The show Twin Peaks, created by cult movie maker David Lynch, debuted to an American audience in 1990 on ABC. The show was immediately met with enthusiasm and great intrigue not only in the US, where a third of television viewers tuned in for the pilot, but also in the UK where viewership topped seven million (Odell & Le Blanc, 71). The question on everyone’s lips – “Who killed Laura Palmer?” – was introduced as the premise of the show when the body of a small town’s homecoming queen washes up on the shores of Twin Peaks, naked and tightly wrapped in plastic. The quirky characters in the pacific mill town were the perfect palette for Lynch to create a dynamic plot filled with punchy dialogue, odd reactions, and secretive lives. The amount of drama that Twin Peaks hosted made it seem more like a soap opera, but the avant-garde filming techniques and slow pacing made it acceptable as primetime television and even had it recognized, still to this day, as a piece of art.
      At the time of Twin Peakspremiere, David Lynch seemed too big for the mainstream. Lynch, known for being adventurous, erotic, disturbing, and over-the-top in his filmmaking, seemed an unlikely pick for primetime television. With past credits including Eraserhead (1977) and Blue Velvet (1986) – “a body of work offering an indelibly bizarre flow of images and themes” (Jerome, 1990, para. 1) – the fever that Twin Peaks set fire to made David Lynch a household name and propelled him – and his stories – into mainstream pop culture fame.
But what the story of Twin Peaks masks, through Lynch’s use of avant-garde filmmaking and quirky characters, is a white male’s rape fantasy and the misogynistic, but not entirely unreal, world which it is set in. The damaging part of this, however, lies not just within the show’s short term popularity, but in its enduring cult following which has already lasted more than two decades.

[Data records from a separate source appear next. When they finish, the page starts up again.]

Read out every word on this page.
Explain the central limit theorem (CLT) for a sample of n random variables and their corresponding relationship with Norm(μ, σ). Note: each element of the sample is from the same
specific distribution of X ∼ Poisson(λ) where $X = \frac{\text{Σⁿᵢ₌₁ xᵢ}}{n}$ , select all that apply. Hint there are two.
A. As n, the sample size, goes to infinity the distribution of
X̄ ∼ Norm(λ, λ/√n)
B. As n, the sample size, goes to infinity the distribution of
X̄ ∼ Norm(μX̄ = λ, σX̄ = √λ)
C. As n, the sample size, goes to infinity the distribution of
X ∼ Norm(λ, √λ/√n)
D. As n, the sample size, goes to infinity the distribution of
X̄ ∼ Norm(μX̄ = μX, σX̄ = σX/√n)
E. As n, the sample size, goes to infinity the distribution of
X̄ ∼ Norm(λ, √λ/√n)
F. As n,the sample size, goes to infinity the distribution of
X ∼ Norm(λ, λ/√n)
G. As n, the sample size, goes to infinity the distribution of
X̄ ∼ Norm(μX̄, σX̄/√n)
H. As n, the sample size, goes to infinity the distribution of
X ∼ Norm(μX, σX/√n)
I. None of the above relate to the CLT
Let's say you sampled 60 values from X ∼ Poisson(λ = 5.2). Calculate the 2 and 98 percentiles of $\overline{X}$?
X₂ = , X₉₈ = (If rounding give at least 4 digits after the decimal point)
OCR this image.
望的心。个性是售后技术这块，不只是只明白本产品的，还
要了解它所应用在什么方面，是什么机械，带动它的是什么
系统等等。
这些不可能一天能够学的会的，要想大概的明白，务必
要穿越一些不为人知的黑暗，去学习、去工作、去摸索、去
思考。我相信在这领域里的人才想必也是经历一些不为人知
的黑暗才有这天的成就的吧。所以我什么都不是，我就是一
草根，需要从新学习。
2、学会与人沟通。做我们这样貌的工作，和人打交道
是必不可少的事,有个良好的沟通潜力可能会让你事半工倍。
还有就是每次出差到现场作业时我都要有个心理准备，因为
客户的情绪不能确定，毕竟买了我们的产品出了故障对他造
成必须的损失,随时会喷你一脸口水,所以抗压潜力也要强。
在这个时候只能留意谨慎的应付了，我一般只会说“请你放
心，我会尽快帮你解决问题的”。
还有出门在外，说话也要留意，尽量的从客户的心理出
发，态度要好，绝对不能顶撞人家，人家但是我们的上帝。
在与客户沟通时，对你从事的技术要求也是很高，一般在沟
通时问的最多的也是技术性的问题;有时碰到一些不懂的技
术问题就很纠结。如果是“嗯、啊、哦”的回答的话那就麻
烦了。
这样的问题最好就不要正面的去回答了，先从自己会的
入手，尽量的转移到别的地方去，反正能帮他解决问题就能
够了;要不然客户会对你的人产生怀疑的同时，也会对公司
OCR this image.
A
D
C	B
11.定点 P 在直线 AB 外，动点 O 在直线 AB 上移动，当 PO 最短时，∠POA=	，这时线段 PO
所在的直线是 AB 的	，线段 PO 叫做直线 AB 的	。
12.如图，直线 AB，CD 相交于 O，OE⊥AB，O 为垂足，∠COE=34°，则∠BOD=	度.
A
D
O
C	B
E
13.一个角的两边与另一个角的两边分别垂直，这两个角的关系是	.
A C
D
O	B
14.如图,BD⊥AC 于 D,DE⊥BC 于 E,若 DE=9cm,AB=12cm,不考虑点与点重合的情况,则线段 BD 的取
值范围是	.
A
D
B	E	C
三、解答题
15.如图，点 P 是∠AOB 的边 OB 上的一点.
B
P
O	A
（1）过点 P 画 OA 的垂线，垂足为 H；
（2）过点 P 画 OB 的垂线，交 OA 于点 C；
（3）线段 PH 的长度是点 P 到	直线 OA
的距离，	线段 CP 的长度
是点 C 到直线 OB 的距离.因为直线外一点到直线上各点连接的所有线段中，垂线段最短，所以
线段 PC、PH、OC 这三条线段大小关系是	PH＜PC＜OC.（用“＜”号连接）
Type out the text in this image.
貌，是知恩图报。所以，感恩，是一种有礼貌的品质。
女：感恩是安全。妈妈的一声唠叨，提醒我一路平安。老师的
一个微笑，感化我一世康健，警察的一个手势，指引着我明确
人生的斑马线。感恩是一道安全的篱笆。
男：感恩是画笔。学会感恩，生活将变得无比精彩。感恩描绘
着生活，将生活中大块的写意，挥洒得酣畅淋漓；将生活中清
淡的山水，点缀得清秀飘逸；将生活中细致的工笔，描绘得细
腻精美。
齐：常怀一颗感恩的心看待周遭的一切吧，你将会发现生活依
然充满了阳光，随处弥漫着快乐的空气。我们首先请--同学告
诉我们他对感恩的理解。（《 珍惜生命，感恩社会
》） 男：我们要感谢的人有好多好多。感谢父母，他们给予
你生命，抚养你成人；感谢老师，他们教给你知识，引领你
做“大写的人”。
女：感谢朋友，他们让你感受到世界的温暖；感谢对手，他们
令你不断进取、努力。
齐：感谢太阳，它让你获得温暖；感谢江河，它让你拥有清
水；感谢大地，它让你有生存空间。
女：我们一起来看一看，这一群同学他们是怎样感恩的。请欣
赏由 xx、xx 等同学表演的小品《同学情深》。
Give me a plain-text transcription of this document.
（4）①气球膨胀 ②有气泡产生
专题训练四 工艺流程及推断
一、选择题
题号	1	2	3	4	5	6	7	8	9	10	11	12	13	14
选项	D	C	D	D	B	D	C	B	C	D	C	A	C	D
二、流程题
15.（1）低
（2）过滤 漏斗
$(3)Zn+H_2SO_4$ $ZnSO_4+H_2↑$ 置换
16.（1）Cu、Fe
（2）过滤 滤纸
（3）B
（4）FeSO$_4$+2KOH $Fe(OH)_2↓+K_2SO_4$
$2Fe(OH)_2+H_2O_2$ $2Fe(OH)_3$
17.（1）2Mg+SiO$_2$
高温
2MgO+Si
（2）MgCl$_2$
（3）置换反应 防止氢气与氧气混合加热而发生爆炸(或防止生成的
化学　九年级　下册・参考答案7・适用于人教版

I had started watching Twin Peaks after suggestions from my mother and a close friend, but what really pushed me to starting the series was the way that the pro-feminism online magazine Rookie dedicated much of their writing to Twin Peaks and David Lynch. The writers of the magazine (all teenage girls) took Twin Peaks road trips, painted their nails in inspiration of David Lynch, made Twin Peaks donuts, and wrote lengthy articles about their admiration for various characters of the show. In a post from March 7, 2013, the editor of Rookie writes that, “your life will improve when you watch it.” Needless to say, they had me convinced that this series was something special, even progressive, and, furthermore, empowering in the way which women were represented. And so, I began watching Twin Peaks, trusting that it was off the beaten path and amusing – it held up to both of these – but not anticipating that what lay ahead was, more than anything, the sexual fantasy of a white male, complete with BDSM, rape (and girls who “want” to be raped), high school girls who work in a brothel, and women who are nothing but objects who use their sexuality to get what they want. That is to say, there was absolutely nothing progressive or empowering about Lynch’s Twin Peaks, and the haunting part of the show lies not within the suspenseful episode endings, the dark dialogue, or the murder mystery itself, but rather in the fact that this show was seen as a revolutionary next step for television. When you get past the avant-garde filmmaking and the quirky dialogue, all that lies beneath David Lynch’s Twin Peaks is a prime example of the rape culture that mainstream media does well to reproduce.